"Tu es née sur le continent , dit Sami en agitant la main devant elle comme si elle désignait une terre étrangère, un horizon secondaire. Et pourtant ton esprit est d'ici.
- de Gorée?
- de l'île. Tu as l'esprit d'un habitant de l'île.
- capable de jeter des ponts comme de les couper?
- c'est ça, répond Sami. Tu te suffis à toi-même mais tu as besoin de rayonner. Nous sommes pareilles, toi et moi, nous sommes comme cet ambre de belle imitation, nous rayonnons d'imperfections...
Les yeux vairons de Sami clignent. Un oeil vert, l'autre ocre, des pupilles en mydriase permanente. Son front est chaud, des enfants débarquent du bateau en uniforme d'écoliers, Sami attrappe le bras de Layla, le secoue comme une enfant impatiente "Rêve de ton île, n'arrête jamais de rêver de cette terre aux contours d'océans...les autres, ceux qui te veulent attachée au continent ne sont que des cachottiers.
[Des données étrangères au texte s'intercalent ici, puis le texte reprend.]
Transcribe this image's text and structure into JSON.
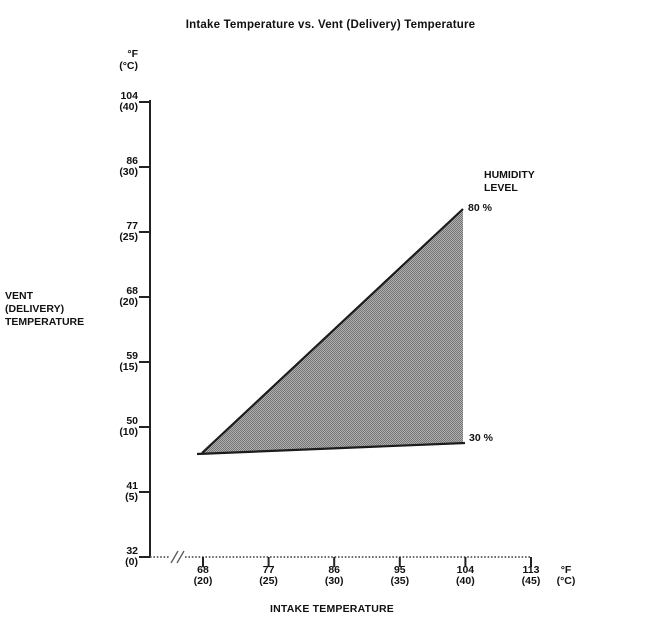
{
  "title": "Intake Temperature vs. Vent (Delivery) Temperature",
  "colors": {
    "background": "#ffffff",
    "text": "#111111",
    "axis": "#222222",
    "dotted_axis": "#5a5a5a",
    "region_line": "#1c1c1c",
    "region_fill_light": "#b0b0b0",
    "region_fill_dark": "#757575"
  },
  "y_axis": {
    "unit_lines": [
      "°F",
      "(°C)"
    ],
    "title_lines": [
      "VENT",
      "(DELIVERY)",
      "TEMPERATURE"
    ],
    "ticks": [
      [
        "104",
        "(40)"
      ],
      [
        "86",
        "(30)"
      ],
      [
        "77",
        "(25)"
      ],
      [
        "68",
        "(20)"
      ],
      [
        "59",
        "(15)"
      ],
      [
        "50",
        "(10)"
      ],
      [
        "41",
        "(5)"
      ],
      [
        "32",
        "(0)"
      ]
    ]
  },
  "x_axis": {
    "title": "INTAKE TEMPERATURE",
    "unit_lines": [
      "°F",
      "(°C)"
    ],
    "ticks": [
      [
        "68",
        "(20)"
      ],
      [
        "77",
        "(25)"
      ],
      [
        "86",
        "(30)"
      ],
      [
        "95",
        "(35)"
      ],
      [
        "104",
        "(40)"
      ],
      [
        "113",
        "(45)"
      ]
    ]
  },
  "annotations": {
    "humidity_title_lines": [
      "HUMIDITY",
      "LEVEL"
    ],
    "pct_80": "80 %",
    "pct_30": "30 %"
  },
  "chart_data": {
    "type": "area",
    "title": "Intake Temperature vs. Vent (Delivery) Temperature",
    "xlabel": "INTAKE TEMPERATURE",
    "ylabel": "VENT (DELIVERY) TEMPERATURE",
    "x_unit": "°F (°C)",
    "y_unit": "°F (°C)",
    "x_tick_values_f": [
      68,
      77,
      86,
      95,
      104,
      113
    ],
    "x_tick_values_c": [
      20,
      25,
      30,
      35,
      40,
      45
    ],
    "y_tick_values_f": [
      32,
      41,
      50,
      59,
      68,
      77,
      86,
      104
    ],
    "y_tick_values_c": [
      0,
      5,
      10,
      15,
      20,
      25,
      30,
      40
    ],
    "legend_title": "HUMIDITY LEVEL",
    "series": [
      {
        "name": "80 % humidity",
        "label": "80 %",
        "x_f": [
          68,
          104
        ],
        "y_f": [
          46,
          80
        ],
        "approx": true
      },
      {
        "name": "30 % humidity",
        "label": "30 %",
        "x_f": [
          68,
          104
        ],
        "y_f": [
          46,
          48
        ],
        "approx": true
      }
    ],
    "region_vertices_f": [
      [
        68,
        46
      ],
      [
        104,
        80
      ],
      [
        104,
        48
      ]
    ],
    "grid": false,
    "notes": "Gray dithered region is filled between the 30 % and 80 % humidity lines; y-axis tick labels skip 95 (35); x-axis drawn dotted with a break symbol near the origin."
  }
}
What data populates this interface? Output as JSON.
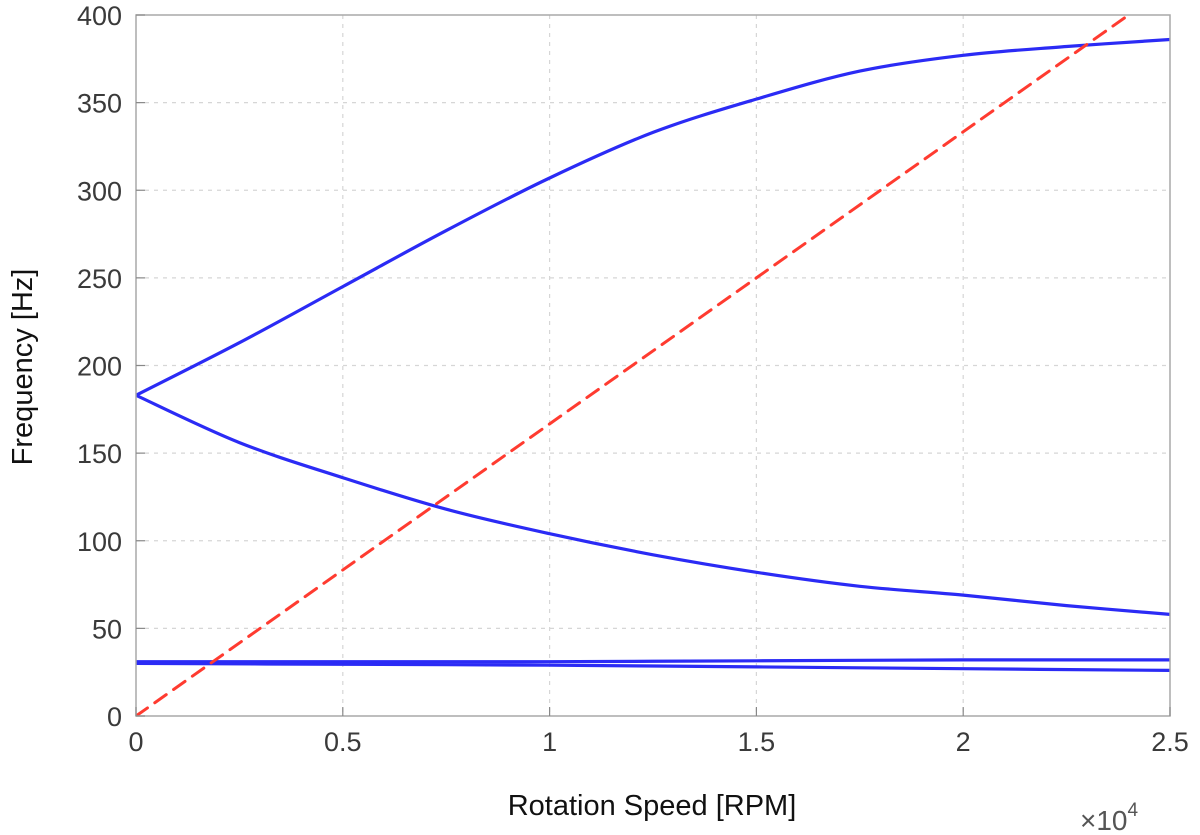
{
  "chart_data": {
    "type": "line",
    "title": "",
    "xlabel": "Rotation Speed [RPM]",
    "ylabel": "Frequency [Hz]",
    "x_exponent_label": "×10",
    "x_exponent_power": "4",
    "xlim": [
      0,
      2.5
    ],
    "ylim": [
      0,
      400
    ],
    "x_ticks": [
      0,
      0.5,
      1,
      1.5,
      2,
      2.5
    ],
    "x_tick_labels": [
      "0",
      "0.5",
      "1",
      "1.5",
      "2",
      "2.5"
    ],
    "y_ticks": [
      0,
      50,
      100,
      150,
      200,
      250,
      300,
      350,
      400
    ],
    "y_tick_labels": [
      "0",
      "50",
      "100",
      "150",
      "200",
      "250",
      "300",
      "350",
      "400"
    ],
    "grid": true,
    "series": [
      {
        "color": "#2b2bf5",
        "style": "solid",
        "x": [
          0,
          0.25,
          0.5,
          0.75,
          1.0,
          1.25,
          1.5,
          1.75,
          2.0,
          2.25,
          2.5
        ],
        "y": [
          183,
          213,
          245,
          277,
          307,
          333,
          352,
          368,
          377,
          382,
          386
        ]
      },
      {
        "color": "#2b2bf5",
        "style": "solid",
        "x": [
          0,
          0.25,
          0.5,
          0.75,
          1.0,
          1.25,
          1.5,
          1.75,
          2.0,
          2.25,
          2.5
        ],
        "y": [
          183,
          156,
          136,
          118,
          104,
          92,
          82,
          74,
          69,
          63,
          58
        ]
      },
      {
        "color": "#2b2bf5",
        "style": "solid",
        "x": [
          0,
          0.5,
          1.0,
          1.5,
          2.0,
          2.5
        ],
        "y": [
          31,
          31,
          31,
          31.5,
          32,
          32
        ]
      },
      {
        "color": "#2b2bf5",
        "style": "solid",
        "x": [
          0,
          0.5,
          1.0,
          1.5,
          2.0,
          2.5
        ],
        "y": [
          30,
          29.5,
          29,
          28,
          27,
          26
        ]
      },
      {
        "color": "#ff3b30",
        "style": "dashed",
        "x": [
          0,
          2.4
        ],
        "y": [
          0,
          400
        ]
      }
    ]
  }
}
Ils dissimulent leurs rêves perdus..."
Le long de la première plage, Layla marche vers la digue aux zébrures de rouille, elle salue le pêcheur emmitouflé dans son ciré assis sur un seau retourné, immobile comme une matriona au marché de moscou un jour de grand froid. "Attendre des jours meilleurs" semble dire le vieux pêcheur. Layla lève les les yeux. Près d'un nuage aux allures de grand fauve, un oiseau plane et semble dire "Garde ton point de mire comme si c'était l'avenir".